Payload Secret Generator

Key

PAYLOAD_SECRET is a required environment variable for Payload. It is a long, random, unguessable string that Payload uses for encryption workflows — signing and verifying auth tokens, password hashing, and other server-side crypto. It is not an API key you paste into the admin UI; your app reads it from the environment at startup.

Value

Add this line to your environment:

PAYLOAD_SECRET="generate a secret above"

Application

Local development: add the line to a .env file at your project root and keep .env out of version control.
Deployed environments: set PAYLOAD_SECRET in your host's environment-variable settings — same variable name, available to the Node process before Payload starts.
Containers: pass PAYLOAD_SECRET as an environment variable to your app service.

Config

Reference the variable in payload.config.ts:

import { buildConfig } from 'payload'

export default buildConfig({
  secret: process.env.PAYLOAD_SECRET,
  // ...
})

Payload reads process.env.PAYLOAD_SECRET when your config loads. If the variable is missing, Payload will fail at startup. Read more in the Payload docs.

Endpoint

Fetch a fresh 32-byte base64 secret from https://payloadsecret.com/generate.

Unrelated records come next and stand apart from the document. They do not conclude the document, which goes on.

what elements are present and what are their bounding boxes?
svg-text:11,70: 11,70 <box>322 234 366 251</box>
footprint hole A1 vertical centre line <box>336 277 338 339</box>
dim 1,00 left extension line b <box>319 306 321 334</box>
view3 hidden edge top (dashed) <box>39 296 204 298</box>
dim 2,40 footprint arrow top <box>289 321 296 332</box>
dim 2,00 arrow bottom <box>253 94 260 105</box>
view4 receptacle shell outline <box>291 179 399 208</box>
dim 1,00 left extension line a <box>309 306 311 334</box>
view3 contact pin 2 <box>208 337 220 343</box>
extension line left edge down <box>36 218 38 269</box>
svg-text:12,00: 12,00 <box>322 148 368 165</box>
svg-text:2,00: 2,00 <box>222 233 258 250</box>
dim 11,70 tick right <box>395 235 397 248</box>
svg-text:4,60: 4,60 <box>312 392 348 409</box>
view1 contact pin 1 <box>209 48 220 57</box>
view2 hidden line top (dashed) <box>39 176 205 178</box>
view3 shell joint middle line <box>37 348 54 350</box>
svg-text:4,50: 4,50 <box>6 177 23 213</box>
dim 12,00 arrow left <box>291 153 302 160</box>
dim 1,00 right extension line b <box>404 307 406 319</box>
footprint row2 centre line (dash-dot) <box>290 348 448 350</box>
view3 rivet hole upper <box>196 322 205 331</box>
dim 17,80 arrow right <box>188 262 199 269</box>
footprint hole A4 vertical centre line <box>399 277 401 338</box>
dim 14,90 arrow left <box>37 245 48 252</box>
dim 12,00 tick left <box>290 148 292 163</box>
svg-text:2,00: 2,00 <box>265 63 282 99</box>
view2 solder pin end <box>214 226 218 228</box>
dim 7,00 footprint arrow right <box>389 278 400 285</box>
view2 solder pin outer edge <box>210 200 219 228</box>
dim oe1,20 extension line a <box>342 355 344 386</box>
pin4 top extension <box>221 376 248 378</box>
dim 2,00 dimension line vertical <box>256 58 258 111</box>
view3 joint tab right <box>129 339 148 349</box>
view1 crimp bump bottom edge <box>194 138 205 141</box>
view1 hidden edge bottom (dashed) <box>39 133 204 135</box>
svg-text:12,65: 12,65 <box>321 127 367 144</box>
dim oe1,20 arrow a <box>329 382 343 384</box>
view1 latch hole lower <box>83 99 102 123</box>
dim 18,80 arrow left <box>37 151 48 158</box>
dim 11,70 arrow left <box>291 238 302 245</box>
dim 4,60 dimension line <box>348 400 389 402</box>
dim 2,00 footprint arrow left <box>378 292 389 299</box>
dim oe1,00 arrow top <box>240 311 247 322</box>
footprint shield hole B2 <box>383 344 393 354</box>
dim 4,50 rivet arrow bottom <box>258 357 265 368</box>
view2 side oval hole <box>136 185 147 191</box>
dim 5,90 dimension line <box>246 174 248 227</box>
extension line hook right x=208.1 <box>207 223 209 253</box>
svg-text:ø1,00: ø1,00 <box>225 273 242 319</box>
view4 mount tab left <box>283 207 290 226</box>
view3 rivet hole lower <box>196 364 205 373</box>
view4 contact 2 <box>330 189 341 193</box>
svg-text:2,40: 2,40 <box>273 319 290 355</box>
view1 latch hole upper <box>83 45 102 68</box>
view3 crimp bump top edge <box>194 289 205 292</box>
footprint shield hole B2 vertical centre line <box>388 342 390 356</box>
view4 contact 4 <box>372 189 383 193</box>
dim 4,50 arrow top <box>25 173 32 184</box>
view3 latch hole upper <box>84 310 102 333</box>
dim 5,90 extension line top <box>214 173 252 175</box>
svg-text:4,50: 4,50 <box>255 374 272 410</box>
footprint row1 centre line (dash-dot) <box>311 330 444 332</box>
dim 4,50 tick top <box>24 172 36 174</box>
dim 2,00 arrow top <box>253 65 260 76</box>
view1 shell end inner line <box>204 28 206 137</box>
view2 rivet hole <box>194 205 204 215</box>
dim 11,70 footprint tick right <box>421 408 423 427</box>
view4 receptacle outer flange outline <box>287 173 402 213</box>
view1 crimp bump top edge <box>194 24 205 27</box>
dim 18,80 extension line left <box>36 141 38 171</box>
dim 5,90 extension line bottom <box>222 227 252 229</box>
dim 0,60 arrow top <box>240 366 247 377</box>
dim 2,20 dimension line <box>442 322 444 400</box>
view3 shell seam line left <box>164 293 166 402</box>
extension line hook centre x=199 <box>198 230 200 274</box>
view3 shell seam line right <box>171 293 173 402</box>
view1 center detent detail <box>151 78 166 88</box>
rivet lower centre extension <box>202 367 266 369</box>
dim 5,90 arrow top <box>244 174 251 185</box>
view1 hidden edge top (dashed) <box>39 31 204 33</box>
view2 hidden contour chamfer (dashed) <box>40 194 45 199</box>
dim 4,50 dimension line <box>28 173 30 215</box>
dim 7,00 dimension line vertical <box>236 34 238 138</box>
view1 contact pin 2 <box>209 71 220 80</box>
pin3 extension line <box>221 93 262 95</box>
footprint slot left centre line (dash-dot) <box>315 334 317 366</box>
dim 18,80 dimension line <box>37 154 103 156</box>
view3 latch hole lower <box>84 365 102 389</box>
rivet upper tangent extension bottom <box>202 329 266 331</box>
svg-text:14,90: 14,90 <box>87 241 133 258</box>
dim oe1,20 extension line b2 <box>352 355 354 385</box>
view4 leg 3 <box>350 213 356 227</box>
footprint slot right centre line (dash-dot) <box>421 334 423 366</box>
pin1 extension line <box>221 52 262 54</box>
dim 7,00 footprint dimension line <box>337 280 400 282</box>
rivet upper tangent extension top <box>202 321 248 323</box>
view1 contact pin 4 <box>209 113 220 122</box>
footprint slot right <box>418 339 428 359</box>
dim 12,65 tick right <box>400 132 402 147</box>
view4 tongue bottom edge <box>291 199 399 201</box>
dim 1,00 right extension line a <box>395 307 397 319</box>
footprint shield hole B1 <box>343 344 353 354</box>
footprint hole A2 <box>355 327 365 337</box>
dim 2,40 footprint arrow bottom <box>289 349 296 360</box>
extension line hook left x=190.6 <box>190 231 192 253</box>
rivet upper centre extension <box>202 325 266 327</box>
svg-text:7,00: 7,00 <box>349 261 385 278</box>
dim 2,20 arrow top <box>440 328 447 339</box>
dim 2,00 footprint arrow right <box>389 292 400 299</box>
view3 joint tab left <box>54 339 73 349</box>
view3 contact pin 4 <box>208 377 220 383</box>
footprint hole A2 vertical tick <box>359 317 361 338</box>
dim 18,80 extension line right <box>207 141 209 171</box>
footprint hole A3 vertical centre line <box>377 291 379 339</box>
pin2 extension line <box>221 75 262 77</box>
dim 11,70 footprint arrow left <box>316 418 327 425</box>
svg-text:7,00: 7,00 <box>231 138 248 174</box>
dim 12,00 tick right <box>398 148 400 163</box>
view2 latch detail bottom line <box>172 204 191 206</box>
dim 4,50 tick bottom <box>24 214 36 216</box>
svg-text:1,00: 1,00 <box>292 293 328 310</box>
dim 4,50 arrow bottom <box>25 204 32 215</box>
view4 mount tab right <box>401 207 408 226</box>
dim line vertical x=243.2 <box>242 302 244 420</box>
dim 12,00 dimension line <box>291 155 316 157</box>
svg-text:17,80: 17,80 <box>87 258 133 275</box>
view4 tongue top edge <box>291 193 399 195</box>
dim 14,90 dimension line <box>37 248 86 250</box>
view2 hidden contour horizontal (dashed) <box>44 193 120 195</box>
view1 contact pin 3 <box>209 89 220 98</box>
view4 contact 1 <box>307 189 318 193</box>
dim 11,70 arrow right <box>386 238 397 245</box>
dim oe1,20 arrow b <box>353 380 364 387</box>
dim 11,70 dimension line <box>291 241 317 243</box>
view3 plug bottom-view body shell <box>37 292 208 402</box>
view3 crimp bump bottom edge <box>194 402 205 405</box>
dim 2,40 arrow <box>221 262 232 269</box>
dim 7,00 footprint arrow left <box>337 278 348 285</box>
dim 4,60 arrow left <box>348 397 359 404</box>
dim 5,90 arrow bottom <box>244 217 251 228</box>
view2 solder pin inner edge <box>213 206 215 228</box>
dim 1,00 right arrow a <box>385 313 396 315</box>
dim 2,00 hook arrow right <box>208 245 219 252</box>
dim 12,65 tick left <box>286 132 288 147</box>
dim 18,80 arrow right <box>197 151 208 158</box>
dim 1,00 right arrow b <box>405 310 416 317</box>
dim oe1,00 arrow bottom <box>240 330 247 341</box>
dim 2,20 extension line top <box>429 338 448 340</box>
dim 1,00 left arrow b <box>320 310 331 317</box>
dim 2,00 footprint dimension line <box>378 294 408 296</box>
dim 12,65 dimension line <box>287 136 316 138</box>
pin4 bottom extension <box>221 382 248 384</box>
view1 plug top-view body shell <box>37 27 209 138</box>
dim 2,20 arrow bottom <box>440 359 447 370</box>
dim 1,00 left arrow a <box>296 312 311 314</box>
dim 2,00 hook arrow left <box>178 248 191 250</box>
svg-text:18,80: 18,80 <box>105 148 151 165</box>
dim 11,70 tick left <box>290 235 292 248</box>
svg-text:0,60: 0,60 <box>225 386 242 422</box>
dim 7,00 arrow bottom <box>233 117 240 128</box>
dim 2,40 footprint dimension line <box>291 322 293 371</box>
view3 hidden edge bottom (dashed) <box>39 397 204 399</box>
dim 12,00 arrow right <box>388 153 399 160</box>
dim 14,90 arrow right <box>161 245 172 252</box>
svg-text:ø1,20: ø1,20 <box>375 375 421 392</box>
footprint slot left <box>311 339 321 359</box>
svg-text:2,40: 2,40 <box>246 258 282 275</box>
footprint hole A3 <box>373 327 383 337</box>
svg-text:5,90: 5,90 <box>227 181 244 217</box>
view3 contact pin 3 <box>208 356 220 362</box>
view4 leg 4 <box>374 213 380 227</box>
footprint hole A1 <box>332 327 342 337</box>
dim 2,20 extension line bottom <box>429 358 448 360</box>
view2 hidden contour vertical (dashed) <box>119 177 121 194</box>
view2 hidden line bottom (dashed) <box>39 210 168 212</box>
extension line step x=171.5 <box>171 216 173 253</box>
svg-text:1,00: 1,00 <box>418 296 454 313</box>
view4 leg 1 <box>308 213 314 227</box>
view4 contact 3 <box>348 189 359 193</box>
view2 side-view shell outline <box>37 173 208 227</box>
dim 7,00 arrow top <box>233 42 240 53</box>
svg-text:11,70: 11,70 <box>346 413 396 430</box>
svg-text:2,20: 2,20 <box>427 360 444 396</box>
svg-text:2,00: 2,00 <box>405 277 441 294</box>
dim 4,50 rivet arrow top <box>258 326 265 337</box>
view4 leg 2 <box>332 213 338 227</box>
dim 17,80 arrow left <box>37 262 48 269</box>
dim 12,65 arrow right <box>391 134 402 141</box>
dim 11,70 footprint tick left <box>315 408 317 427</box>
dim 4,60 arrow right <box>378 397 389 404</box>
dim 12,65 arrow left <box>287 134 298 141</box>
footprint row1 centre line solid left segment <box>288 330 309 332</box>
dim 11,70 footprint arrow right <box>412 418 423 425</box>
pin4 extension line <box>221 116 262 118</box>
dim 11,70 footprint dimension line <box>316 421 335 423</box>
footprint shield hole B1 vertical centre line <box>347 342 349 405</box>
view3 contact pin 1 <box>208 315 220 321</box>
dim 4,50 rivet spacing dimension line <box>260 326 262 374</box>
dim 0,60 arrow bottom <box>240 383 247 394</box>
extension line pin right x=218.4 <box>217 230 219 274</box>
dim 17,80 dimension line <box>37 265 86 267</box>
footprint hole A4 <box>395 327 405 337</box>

curl -fsSL https://payloadsecret.com/generate

# macOS
curl -fsSL https://payloadsecret.com/generate | pbcopy

# Linux
curl -fsSL https://payloadsecret.com/generate | xclip -selection clipboard

const secret = await fetch('https://payloadsecret.com/generate')
  .then(r => r.text());

console.log(secret);

Generator

Remember

Never commit secrets to git or expose them in client-side code (avoid the NEXT_PUBLIC_ prefix).
Use a unique secret for each environment — local, staging, and production.
If a secret is leaked, rotate it; existing sessions and tokens may be invalidated.